Environment & Natural Resources News South Africa

#DesignMonth: Student concept used in WildAid video

WildAid, impressed by the concept created by Team Aitch, an 'agency' of students participating in the Vega School of Brand Leadership's annual Brand Challenge, has charged ahead with it in its latest video campaign.
Alexander Sudheim
Alexander Sudheim

WildAid is a wildlife conservation organisation that aims to raise funds and awareness against rhino poaching in South Africa. To find out more about the Vega Brand Challenge, team Aitch's WildAid campaign, and the role of design in SA, we interviewed senior copywriting navigator Alexander Sudheim of the Vega School of Brand Leadership.

What is the Brand Challenge all about? How does it help Vega students get a leg up in the industry?

The experience is designed to support the Vega purpose of making students industry-ready. By working with real clients on real-world briefs, the exercise raises the stakes by seeing students working outside of the insular academic environment so as to apply their learnings in a manner that has tangible significance. From the industry perspective, it affords insight into how a potential employee has dealt with actual clients and astutely handled tricky briefs.

Tell us more about the brief provided by WildAid and how this brief was met.

WildAid was in possession of the results of recently-commissioned market research which was tremendously revealing. It showed that the abhorrence of the slaughter of rhinoceros for their horns was shared by South Africans from all walks of life and not a cause celébre among those with time and money to spare. As a result, the brief from WildAid was to create a campaign that reflected the reality of how rhino poaching affects us all, as South Africans; how this scourge was something that impacted upon our collective national identity. The brief was met via a concept that carried the message of “this horror affects us all”.

#DesignMonth: Student concept used in WildAid video

Describe the video concept, what wow'ed the client about it.
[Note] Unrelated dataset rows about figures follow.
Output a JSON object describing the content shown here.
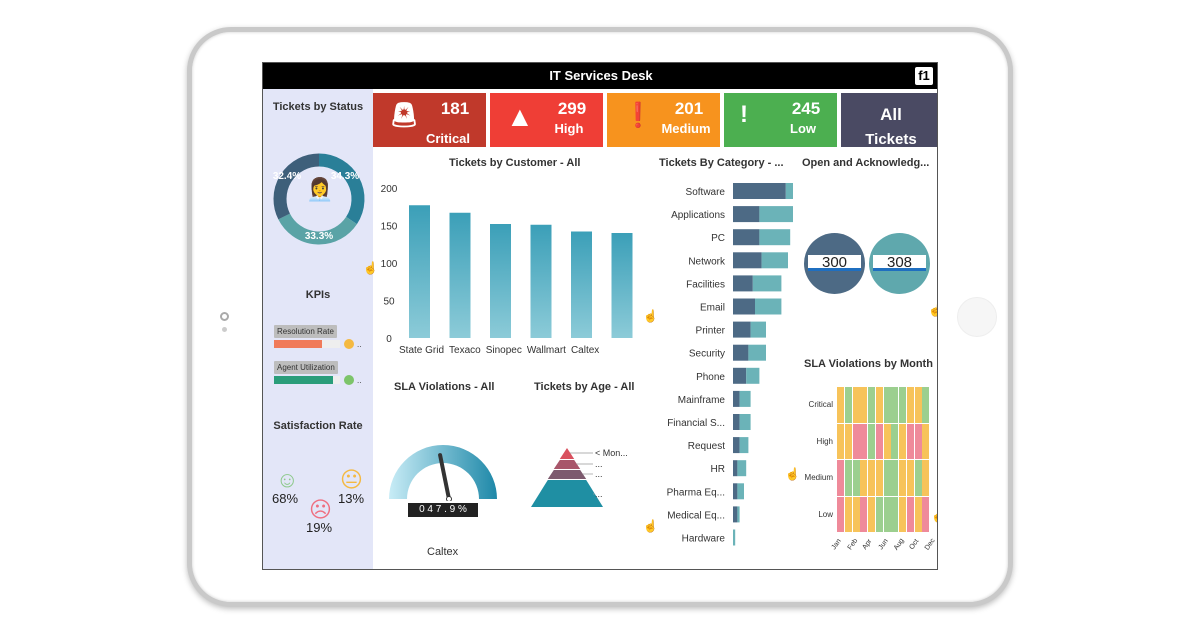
{
  "app": {
    "title": "IT Services Desk",
    "logo": "fi"
  },
  "tiles": [
    {
      "value": "181",
      "label": "Critical",
      "color": "#c0392b",
      "icon": "siren-icon"
    },
    {
      "value": "299",
      "label": "High",
      "color": "#ef3e36",
      "icon": "warning-triangle-icon"
    },
    {
      "value": "201",
      "label": "Medium",
      "color": "#f7931e",
      "icon": "exclamation-circle-icon"
    },
    {
      "value": "245",
      "label": "Low",
      "color": "#4caf50",
      "icon": "exclamation-icon"
    },
    {
      "value": "All",
      "label": "Tickets",
      "color": "#4a4a63"
    }
  ],
  "sidebar": {
    "status_title": "Tickets by Status",
    "status_donut": [
      {
        "label": "34.3%",
        "value": 34.3,
        "color": "#2a7f98"
      },
      {
        "label": "33.3%",
        "value": 33.3,
        "color": "#5aa3a6"
      },
      {
        "label": "32.4%",
        "value": 32.4,
        "color": "#3e5f7a"
      }
    ],
    "kpis_title": "KPIs",
    "kpis": [
      {
        "label": "Resolution Rate",
        "value": 0.72,
        "color": "#f07a5a",
        "dot": "#f4b942",
        "more": ".."
      },
      {
        "label": "Agent Utilization",
        "value": 0.9,
        "color": "#2a9d7a",
        "dot": "#7cc46a",
        "more": ".."
      }
    ],
    "satisfaction_title": "Satisfaction Rate",
    "satisfaction": {
      "happy": "68%",
      "neutral": "13%",
      "sad": "19%"
    }
  },
  "chart_data": [
    {
      "type": "bar",
      "title": "Tickets by Customer - All",
      "categories": [
        "State Grid",
        "Texaco",
        "Sinopec",
        "Wallmart",
        "Caltex",
        ""
      ],
      "values": [
        177,
        167,
        152,
        151,
        142,
        140
      ],
      "ylim": [
        0,
        200
      ],
      "yticks": [
        "0",
        "50",
        "100",
        "150",
        "200"
      ]
    },
    {
      "type": "bar",
      "orientation": "horizontal",
      "stacked": true,
      "title": "Tickets By Category - ...",
      "categories": [
        "Software",
        "Applications",
        "PC",
        "Network",
        "Facilities",
        "Email",
        "Printer",
        "Security",
        "Phone",
        "Mainframe",
        "Financial S...",
        "Request",
        "HR",
        "Pharma Eq...",
        "Medical Eq...",
        "Hardware"
      ],
      "series": [
        {
          "values": [
            24,
            12,
            12,
            13,
            9,
            10,
            8,
            7,
            6,
            3,
            3,
            3,
            2,
            2,
            2,
            0
          ],
          "color": "#4d6a85"
        },
        {
          "values": [
            22,
            17,
            14,
            12,
            13,
            12,
            7,
            8,
            6,
            5,
            5,
            4,
            4,
            3,
            1,
            1
          ],
          "color": "#6bb3b8"
        }
      ]
    },
    {
      "type": "heatmap",
      "title": "SLA Violations by Month",
      "rows": [
        "Critical",
        "High",
        "Medium",
        "Low"
      ],
      "x_labels": [
        "Jan",
        "Feb",
        "Apr",
        "Jun",
        "Aug",
        "Oct",
        "Dec"
      ],
      "levels": {
        "1": "#9ccf8f",
        "2": "#f7c35a",
        "3": "#ef8a9a"
      },
      "values": [
        [
          2,
          1,
          2,
          2,
          1,
          2,
          1,
          1,
          1,
          2,
          2,
          1
        ],
        [
          2,
          2,
          3,
          3,
          1,
          3,
          2,
          1,
          2,
          3,
          3,
          2
        ],
        [
          3,
          1,
          1,
          2,
          2,
          2,
          1,
          1,
          2,
          2,
          1,
          2
        ],
        [
          3,
          2,
          2,
          3,
          2,
          1,
          1,
          1,
          2,
          3,
          2,
          3
        ]
      ]
    }
  ],
  "open_ack": {
    "title": "Open and Acknowledg...",
    "open": "300",
    "ack": "308"
  },
  "sla": {
    "title": "SLA Violations - All",
    "value": 47.9,
    "readout": "0 4 7 . 9 %",
    "caption": "Caltex"
  },
  "age": {
    "title": "Tickets by Age - All",
    "labels": [
      "< Mon...",
      "...",
      "...",
      "..."
    ]
  }
}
The video concept was an extension of the students’ campaign concept of “Rhino Poaching Devalues Us All”. Value being something that can be measured in both tangible and intangible terms, the video concept collapsed the two to demonstrate how value in the abstract sense can hit home hard when contextualised in a very real way. The client loved the universality of the concept since it dealt with an indispensable element of every South African’s life.

Another interesting aspect of the campaign was the manipulation of the R10 note, could you expand on this?

The concept of “value” is a familiar one. Yet the term is bandied about so much that, ironically, it hovers in danger of losing value. The rhinoceros is an invaluable asset to South Africa. If they all get butchered for the sake of a myth that eating their powdered horn enhances priapism, the loss is incalculable. For one, South Africa, so proud of its Big 5, will now have a Big 4. But how to communicate this loss of value to the majority of South Africans who have never seen a rhino IRL? Well, through the medium in which all have encountered a rhino: the R10 note. Seeing the R10 note suddenly disappeared from their lives makes the reality of the rhino itself having disappeared from their lives so much more palpable.

#DesignMonth: Student concept used in WildAid video
#DesignMonth: Student concept used in WildAid video

How can design be used most effectively in addressing South Africa's challenges?

Design per se is a somewhat troubled term. It is too commonly associated with superficial aesthetic appeal and this is something it requires rescuing from. From providing solutions to landmine clearance to attempts to reduce the claustrophobia of high-density urban environments, design is everywhere. If you really think about it, Alexander Fleming discovered an incredibly clever way to design bread mould in such a manner that it killed infection. Penicillin, in other words, is a fantastic example of how design thinking provided a solution to a seemingly insoluble problem.

As such, it is design thinking more than design that has the potential to play a powerful role in overcoming South Africa’s challenges. We showed fractured communities a way forward with the TRC and showed the world how to keep high seas at bay with the inimitable dolos: with the ingenuity, innovation and hunger to fulfil the promise of progress, thinking design is the only way to think.

Team Aitch is Tarryn Prior, Tasmin Weir, Emma Wilson, Butetsi Bugaari, Sasha Benjamin, Leandra Dreyer, David Wilkinson, and Ashley Meyers.